Görüldüğü gibi: Devlet, 1288 yılında Karacahisar’da kurulmuştur, Osman Gazi, kendisine Sultan Alâeddînîn bağışladığı Eskişehir’de Pazar kurduruyor, daha fethedilmemiş olan, Rum hâkimiyetindeki Bilecik’ten de, pazara, alışverişe geliyorlar; devlet GÜVENİ var. Haksızlığa uğrayan Bilecik’li kâfirin hakkını, büyük bir beyliğin, Germiyan Beyliği’nin ferdi olan Türk’ten, onu cezalandırarak, alıyor, Bilecikli gâvura veriyor. (Bilecik, yıllar sonra, 1299 da feth edilecektir.)
“Ba‘zılar(ı) aydar (aytar:der ki):Sultan Alâeddîn’ tabl (davul) ve ‘alem (bayrak) gelmesi, Bilecük fethinden nice (birçok) yıllar mukaddem(önce)dir.” Neşrî, I, 110.
Eskişehir’in yerli halkında, “manav” denilen Türkmenlerde, haftanın günleri şöyledir: Pazar (Çarşamba), Pazar irtesi (Perşembe), Cuma, Cuma irtesi, Girey (Pazar), Girey irtesi (Pazartesi), Dernek (Salı).

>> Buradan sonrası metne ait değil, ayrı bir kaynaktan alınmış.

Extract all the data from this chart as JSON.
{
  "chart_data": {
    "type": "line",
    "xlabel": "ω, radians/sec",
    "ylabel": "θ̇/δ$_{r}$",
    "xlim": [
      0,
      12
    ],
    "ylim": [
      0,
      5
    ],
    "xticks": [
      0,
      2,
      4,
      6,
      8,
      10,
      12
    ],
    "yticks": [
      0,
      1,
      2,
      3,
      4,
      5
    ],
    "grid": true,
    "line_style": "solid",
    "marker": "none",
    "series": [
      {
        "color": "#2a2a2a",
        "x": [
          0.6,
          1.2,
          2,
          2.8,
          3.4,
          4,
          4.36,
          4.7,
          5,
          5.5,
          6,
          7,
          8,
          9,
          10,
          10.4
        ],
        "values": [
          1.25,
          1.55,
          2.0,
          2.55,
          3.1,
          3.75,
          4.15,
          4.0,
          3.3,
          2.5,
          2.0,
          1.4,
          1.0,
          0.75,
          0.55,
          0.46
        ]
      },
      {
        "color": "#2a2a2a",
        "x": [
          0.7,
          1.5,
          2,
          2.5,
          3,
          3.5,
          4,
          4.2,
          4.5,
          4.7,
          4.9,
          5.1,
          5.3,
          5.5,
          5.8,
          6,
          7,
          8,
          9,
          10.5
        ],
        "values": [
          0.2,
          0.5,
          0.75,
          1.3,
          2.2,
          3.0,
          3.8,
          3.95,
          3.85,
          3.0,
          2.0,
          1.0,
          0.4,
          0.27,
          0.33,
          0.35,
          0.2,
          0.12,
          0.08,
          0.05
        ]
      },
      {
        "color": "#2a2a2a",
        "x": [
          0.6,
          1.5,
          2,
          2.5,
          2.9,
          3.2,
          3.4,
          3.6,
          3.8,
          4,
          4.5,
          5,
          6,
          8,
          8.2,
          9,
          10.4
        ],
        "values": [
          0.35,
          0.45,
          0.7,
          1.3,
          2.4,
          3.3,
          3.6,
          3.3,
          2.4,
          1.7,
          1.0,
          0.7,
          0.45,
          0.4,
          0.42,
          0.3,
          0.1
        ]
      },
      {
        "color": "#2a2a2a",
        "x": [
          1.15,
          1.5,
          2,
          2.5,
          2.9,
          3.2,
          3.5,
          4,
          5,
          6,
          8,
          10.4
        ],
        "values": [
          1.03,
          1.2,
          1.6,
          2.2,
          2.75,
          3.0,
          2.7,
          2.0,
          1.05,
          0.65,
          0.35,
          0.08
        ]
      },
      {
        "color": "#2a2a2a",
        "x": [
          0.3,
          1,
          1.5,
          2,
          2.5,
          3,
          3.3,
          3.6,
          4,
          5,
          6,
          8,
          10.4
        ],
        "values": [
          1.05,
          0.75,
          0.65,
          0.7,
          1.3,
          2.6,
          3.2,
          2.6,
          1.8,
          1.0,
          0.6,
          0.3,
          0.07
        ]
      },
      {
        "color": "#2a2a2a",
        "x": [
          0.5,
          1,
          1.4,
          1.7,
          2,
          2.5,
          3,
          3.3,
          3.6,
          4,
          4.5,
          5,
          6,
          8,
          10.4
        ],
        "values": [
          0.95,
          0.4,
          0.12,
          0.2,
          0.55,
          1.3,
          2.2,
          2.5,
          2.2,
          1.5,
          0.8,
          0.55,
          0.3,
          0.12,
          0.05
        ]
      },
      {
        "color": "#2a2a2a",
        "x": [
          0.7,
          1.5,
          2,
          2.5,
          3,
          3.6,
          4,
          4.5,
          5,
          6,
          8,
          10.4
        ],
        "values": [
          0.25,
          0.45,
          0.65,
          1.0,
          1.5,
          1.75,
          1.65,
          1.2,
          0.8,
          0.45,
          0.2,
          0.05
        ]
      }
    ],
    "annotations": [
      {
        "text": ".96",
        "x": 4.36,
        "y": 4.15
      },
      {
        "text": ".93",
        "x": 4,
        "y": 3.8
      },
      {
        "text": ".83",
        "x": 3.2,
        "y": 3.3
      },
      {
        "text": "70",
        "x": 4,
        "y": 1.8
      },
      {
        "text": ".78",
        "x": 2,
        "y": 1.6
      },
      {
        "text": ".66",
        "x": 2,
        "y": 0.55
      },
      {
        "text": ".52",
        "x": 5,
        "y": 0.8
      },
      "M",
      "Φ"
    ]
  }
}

Eskişehir’de 1950li yıllarda pazar, Yedilerdeki Alâeddîn parkının bitiminden başlayarak, Hamamyolu Caddesi boyunca devam ederdi: Osmanlı Geleneği olduğu anlaşılıyor. Şehir genişleyince, günümüzde artık, diğer günlerde de pazar kurulmağa başlandı.
*** *** ***
30 Alparslan 2025
(Sekizinci ay’a, “Rum İmparatoru öyle istemiş, Şubat’tan da bir gün aldırmış, kendi adını vermiş, Avgustus dedirtmiş. Sekizinci ay için, bu fakîr-i pür taksire, “Alparslan” adı daha uygun geliyor.) (Yedinci ay’a, İmparator Julius, Şubattan bir gün aldırarak July dedirtmiş, iyi ki bu konuda da ona uymamışız da “Temmuz” demişiz.)